Se acercaron a un edificio con una torre central. De colores blancos y cobrizos, tenía una placa en la entrada informando qué era. Con una hermosa estatua en el ingreso, decidieron dirigirse a la derecha, por un pasillo que contenía diversas habitaciones que simulaban despachos y oficinas, hasta llegar al recinto de la Cámara de Diputados, donde pequeñas bancas de madera acomodadas en medio círculo le hacían honor al recinto real.

-Es muy bonito. -Marcos miraba con dulzura el lugar.

-Y no es solo decorativo eh. Acá hacen el Gobierno Infantil donde los chicos vienen en representación de sus escuelas y deliberan propuestas que si se aprueban las mandan al Concejo Deliberante de acá de La Plata. -Levantaba las cejas con emoción.

- ¿Posta? Que locura. Estaría buenísimo que lo hagan en Salta también digamo'.

-Es espectacular que los chicos aprendan así, por medio de la práctica y la simulación. Cuando era chico vine con el colegio también, es algo que hacen todas las escuelas acá. Me había encantado...creo que desde ese momento descubrí mi pasión por la política e historia. -Sus ojos brillaban.

Marcos lo miró admirado.

Pasión. Era un concepto que difícilmente podía asimilar. Su vida siempre estuvo llena de aventuras y actividades que lo hicieron feliz y adoraba hacer, no obstante, no podía llamarse a sí mismo apasionado por ellas.

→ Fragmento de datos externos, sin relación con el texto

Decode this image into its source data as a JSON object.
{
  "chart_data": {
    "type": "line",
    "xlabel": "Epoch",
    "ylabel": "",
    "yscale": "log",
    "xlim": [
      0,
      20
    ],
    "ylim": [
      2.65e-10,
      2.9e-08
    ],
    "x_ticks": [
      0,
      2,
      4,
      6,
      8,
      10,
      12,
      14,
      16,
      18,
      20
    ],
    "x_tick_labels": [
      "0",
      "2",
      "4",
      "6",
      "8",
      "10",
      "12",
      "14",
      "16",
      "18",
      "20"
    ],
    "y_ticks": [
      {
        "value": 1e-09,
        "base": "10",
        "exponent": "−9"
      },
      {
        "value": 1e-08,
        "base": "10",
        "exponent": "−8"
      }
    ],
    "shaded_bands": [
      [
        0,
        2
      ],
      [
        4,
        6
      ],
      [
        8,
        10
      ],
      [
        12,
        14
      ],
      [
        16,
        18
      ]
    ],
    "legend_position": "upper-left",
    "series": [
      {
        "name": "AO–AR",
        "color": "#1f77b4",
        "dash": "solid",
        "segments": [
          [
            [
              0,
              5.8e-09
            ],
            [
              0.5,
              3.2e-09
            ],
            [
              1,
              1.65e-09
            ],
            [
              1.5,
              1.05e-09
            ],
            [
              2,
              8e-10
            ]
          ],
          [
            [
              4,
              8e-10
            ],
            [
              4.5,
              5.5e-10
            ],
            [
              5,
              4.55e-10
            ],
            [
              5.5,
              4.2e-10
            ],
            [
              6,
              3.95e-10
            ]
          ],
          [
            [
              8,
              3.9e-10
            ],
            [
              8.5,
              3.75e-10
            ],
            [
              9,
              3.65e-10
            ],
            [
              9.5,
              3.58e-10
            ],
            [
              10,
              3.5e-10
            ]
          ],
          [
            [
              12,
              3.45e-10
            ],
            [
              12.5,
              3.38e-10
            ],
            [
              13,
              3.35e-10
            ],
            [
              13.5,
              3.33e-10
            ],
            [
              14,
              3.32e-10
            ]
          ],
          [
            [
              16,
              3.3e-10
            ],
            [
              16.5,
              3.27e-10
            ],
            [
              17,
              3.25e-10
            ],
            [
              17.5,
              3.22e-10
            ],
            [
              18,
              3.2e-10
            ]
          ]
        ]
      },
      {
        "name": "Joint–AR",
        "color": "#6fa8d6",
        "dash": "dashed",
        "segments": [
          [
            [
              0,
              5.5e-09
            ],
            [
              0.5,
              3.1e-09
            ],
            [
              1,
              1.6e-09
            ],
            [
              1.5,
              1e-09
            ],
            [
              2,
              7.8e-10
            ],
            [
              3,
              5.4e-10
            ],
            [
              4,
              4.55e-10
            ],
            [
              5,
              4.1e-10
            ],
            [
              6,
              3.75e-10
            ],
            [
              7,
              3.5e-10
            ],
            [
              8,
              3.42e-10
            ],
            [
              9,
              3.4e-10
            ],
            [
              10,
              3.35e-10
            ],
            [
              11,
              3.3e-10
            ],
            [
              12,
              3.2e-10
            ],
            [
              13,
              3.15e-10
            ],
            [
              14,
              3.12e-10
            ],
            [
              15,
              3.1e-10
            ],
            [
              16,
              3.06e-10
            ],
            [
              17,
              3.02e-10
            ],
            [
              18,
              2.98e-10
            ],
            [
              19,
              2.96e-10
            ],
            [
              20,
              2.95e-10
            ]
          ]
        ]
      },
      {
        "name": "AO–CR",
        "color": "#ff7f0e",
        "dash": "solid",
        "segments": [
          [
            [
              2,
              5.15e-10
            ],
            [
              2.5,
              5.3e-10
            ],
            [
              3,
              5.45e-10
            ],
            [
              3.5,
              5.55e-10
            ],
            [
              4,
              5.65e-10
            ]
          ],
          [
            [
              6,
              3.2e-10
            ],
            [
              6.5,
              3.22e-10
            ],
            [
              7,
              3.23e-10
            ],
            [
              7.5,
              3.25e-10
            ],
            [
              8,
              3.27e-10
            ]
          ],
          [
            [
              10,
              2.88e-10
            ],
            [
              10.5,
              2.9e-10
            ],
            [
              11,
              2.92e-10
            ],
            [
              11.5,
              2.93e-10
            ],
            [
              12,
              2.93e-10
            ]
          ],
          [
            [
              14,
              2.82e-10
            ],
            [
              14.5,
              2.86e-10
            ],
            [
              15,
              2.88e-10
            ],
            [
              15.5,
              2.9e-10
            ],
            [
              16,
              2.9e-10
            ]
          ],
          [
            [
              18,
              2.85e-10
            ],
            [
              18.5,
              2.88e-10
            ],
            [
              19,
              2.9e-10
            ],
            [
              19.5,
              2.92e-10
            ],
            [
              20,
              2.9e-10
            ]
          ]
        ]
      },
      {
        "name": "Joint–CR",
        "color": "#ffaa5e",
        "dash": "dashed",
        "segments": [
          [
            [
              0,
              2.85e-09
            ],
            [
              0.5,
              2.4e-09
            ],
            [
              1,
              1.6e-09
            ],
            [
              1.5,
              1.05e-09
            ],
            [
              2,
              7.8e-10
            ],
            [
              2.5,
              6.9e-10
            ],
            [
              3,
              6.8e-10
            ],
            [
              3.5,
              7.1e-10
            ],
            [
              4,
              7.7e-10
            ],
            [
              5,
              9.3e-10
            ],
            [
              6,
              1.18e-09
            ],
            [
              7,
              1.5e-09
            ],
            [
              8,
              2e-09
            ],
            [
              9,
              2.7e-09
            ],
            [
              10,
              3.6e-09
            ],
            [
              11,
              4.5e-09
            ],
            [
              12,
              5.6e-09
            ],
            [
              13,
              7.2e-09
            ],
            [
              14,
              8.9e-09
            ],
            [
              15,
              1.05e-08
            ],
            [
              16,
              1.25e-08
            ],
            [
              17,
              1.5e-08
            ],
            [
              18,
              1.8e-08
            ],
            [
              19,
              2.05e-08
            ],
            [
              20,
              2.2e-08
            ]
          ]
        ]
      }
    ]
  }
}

¿Qué lo reprimía? ¿Qué hacía que no pueda sentir una emoción tan fuerte por algo, que sus ojos brillen intensamente mientras hablaba de ellos? ¿Por qué no había tenido algo que lo llenara a tal punto que podía quitarle el malhumor solo por hablar de eso? ¿Por qué Agustín sí podía, y con esa facilidad? En este punto, Marcos no sabía si lo admiraba o lo envidiaba.

Todo lo que Agustín decía sonaba como una poesía. Su léxico y sus expresiones, tan vivaces y efusivas gracias a su frenético movimiento de manos, daban la sensación de que estaba hablando de lo mejor que le había pasado en su vida, aunque sea lo más mínimo.

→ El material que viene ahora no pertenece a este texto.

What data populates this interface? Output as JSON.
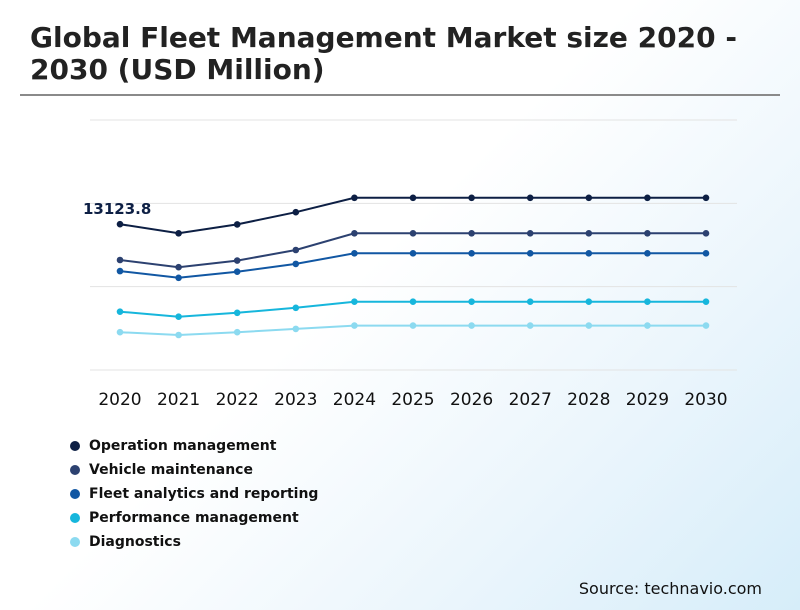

Marcos a veces se cuestionaba si esta falta de pasión venía de su personalidad introvertida. Claro, no se consideraba tímido, así que no le costaba hacer ni hablar de nada con otras personas. Pero, aun así, ni siquiera en soledad encontraba sus pasiones.

Cuando iba a la escuela y debía rellenar encuestas sobre sus cosas favoritas, al principio se abrumaba tratando de pensar algo que lo emocionara tanto como se emocionaban los demás. Su compañera hablaba del baile con los ojos brillosos y el pecho inflado. ¿Y él? Al pensar en el rugby -deporte que practicó en su niñez-, solo podía pensar que le gustaba y se divertía. Eso es todo. ¿Entonces por qué? ¿Dónde estaban sus emociones fuertes?